DWARF's answer is simple. Use the file name to quickly find the corresponding Compile Unit in .debug_names. Then find that Compile Unit's DW_AT_stmt_list attribute, which gives the offset of its Line Number Information in debug_line. Then parse only that Compile Unit's line table to find the address. This introduces several concepts. A Compile Unit is the top-level structure in DWARF, usually stored in debug_info. More concretely, in C/C++, each C or C++ source file corresponds to one Compile Unit. .debug_names helps quickly find the offset of a Compile Unit inside debug_info.
At this point, we have also found the remaining piece of how addr2line works. Given an Address, addr2line uses a section like .debug_aranges to quickly find where the corresponding Compile Unit is in debug_info, then finds the line-table offset in debug_line, parses it, and obtains the source file and line for that instruction.
Where Are Variables?
Now GDB faces the second problem: when a breakpoint triggers, where in process virtual memory are the visible variables and parameters for that source line located at that exact moment? Only after knowing those addresses can GDB use ptrace to read the data or modify it according to the user's wishes. Again, the key is DWARF. DWARF is the map guiding us through the dark.
Someone may say bpftrace can read parameter contents without debug information, using variables from arg0 to argN. For example:
sudo bpftrace -e 'uprobe:/bin/bash:readline { printf("readline called, arg0: %s\n", str(arg0)); }'
bpftrace can do this thanks to the ABI, Application Binary Interface. The ABI defines platform calling conventions. Whether for system calls or normal function calls, function-entry arguments follow rules. On AMD64, the first function argument is in RDI. If the function address can be found through the symbol table, then without debug information we can still capture such arguments through bpftrace. GDB can do the same.
But that is only the simplest tracing/debugging scenario. What if GDB stops at a source line, not at function entry, and wants to inspect a local variable rather than a global variable or parameter? As code executes, by the middle of a function the parameters may no longer stay obediently in the registers specified by the calling convention. This is when debug information comes to the rescue.
What does DWARF do? In one sentence: it records where variables and parameters live when each instruction executes. That is a huge amount of information, and storing it naively would not work. DWARF's solution is cool: it directly defines a small stack-based virtual-machine language. This VM language describes where a variable lives within a certain instruction range, which saves a lot of space. It makes debugger parsing harder, but I think it is worth it because DWARF parsing is not a high-frequency operation and users usually inspect only a limited amount of information during debugging.
Now we need several concepts. The most important section is .debug_info, the core section in DWARF. It is basically a tree. Each tree node, or basic unit, is a DIE, Debugging Information Entry. A Compile Unit is also a DIE, of type DW_TAG_compile_unit, representing a source file. Functions defined in that source file are child nodes under the Compile Unit. Function parameters and local variables are child nodes under the function. As shown in the dwarfdump output below, the calculate_something function and its variables are recorded in debug_info.

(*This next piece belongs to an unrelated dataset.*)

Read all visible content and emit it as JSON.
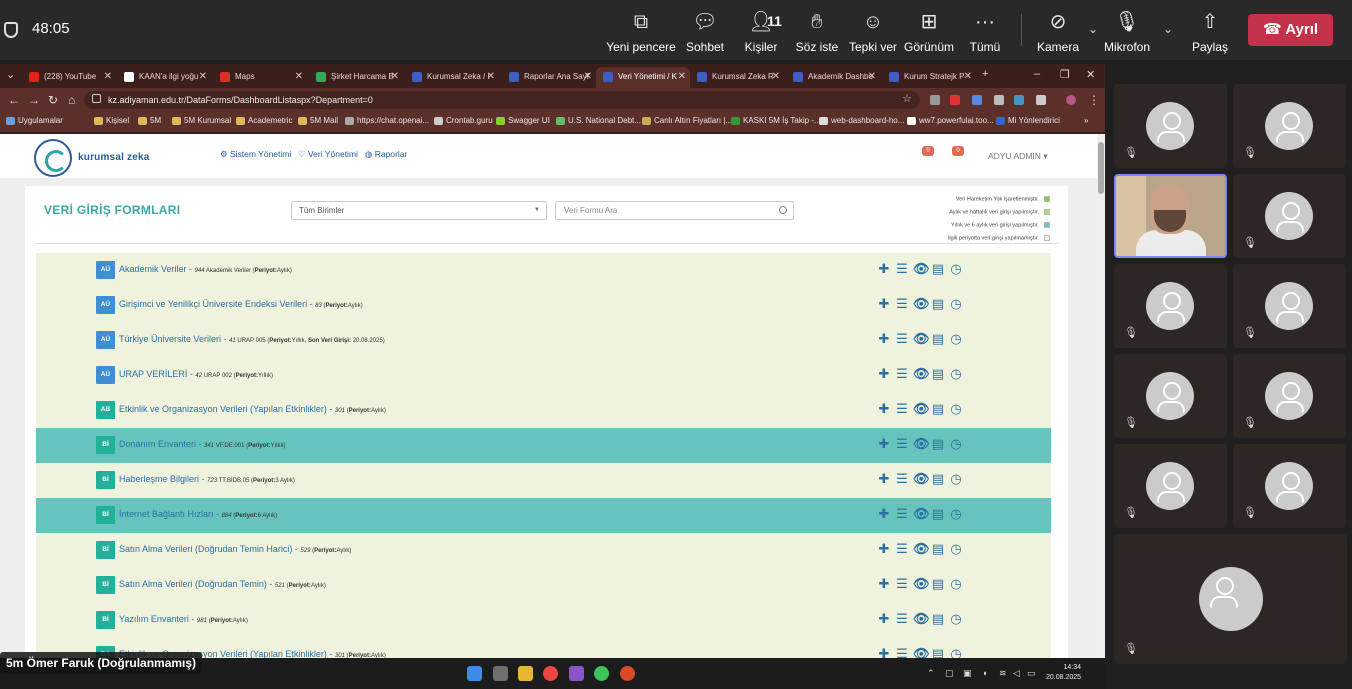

After finding a function's DIE by function name within the Compile Unit, its type is DW_TAG_subprogram. It has a corresponding pc range, which is the instruction-address range. Each variable DIE records the variable name and, most importantly, DW_AT_location, describing where the variable is.
Because calculate_something is simple, the result variable is described as DW_OP_fbreg -20, a piece of VM bytecode. It means the variable is at frame base minus 20. In this function, result is always stored on the stack. What is frame base? People may say just check the current RBP register. That is true only if the compiler did not optimize away RBP. If RBP is optimized out, how do we obtain the frame base? We will briefly discuss this in the stack unwinding section.
Now consider a Release build, or more precisely, a build with high compiler optimization. This is the complex case that confuses many people. Can DWARF still provide source-level mapping under high optimization? The answer is yes.
In the picture, the result variable has three location expressions, each corresponding to a different instruction-address range. The expression DW_OP_breg5 RDI+0, DW_OP_breg4 RSI+0, DW_OP_mul, DW_OP_plus_uconst 0x2a, DW_OP_stack_value clearly says result is not stored at any virtual address. Instead, it can be calculated as result = $RDI * $RSI + 42, corresponding to the source code result = a * b + 42.
The second expression changes slightly. RDI changes from DW_OP_breg5 to DW_OP_entry_value(DW_OP_reg5 RDI). This is interesting because in that instruction range, RDI has been clobbered. The assembly on the left shows why: imul %esi,%edi modifies RDI. So DW_OP_entry_value(DW_OP_reg5 RDI) means the value of RDI at function entry, or during the function prologue. For GDB, finding that old value can be difficult, especially under high optimization, because those variables may not be placed on the stack at all.

This is why many variables in GDB show as optimized out under high optimization. The compiler optimized the variable away, so the debug information naturally has no location record. You cannot record something that no longer exists. Or, as in the example above, RDI was overwritten. DWARF says to use the entry value, but we may no longer be able to recover it. Why does this not affect the program? Because only useless things are optimized away. This sentence reads strangely. Maybe one day I will also be optimized away. A friendlier version: if something is optimized away, it may not be useless, but there is a substitute, and we can inspect the substitute.
What about static or global variables? The idea is similar but simpler. These variables are not on the stack or in registers. They are in sections such as .data or .bss. In other words, their lifetime is global. Finding their addresses is much easier. The symbol table or offsets recorded in .debug_info can usually locate them, and then the base-address conversion described above gives their process virtual address. If we also discuss special variables like TLS, I am getting tired, so let's pretend they do not exist for now.
Memory Layout
After finding a variable address, there is another problem: if the variable is not a primitive type such as int or char, but a complex user-defined structure, how do we know which fields it has, what their types are, and what their memory layout is? Without this information, even if we have an address, we cannot present the variable's source-level meaning faithfully.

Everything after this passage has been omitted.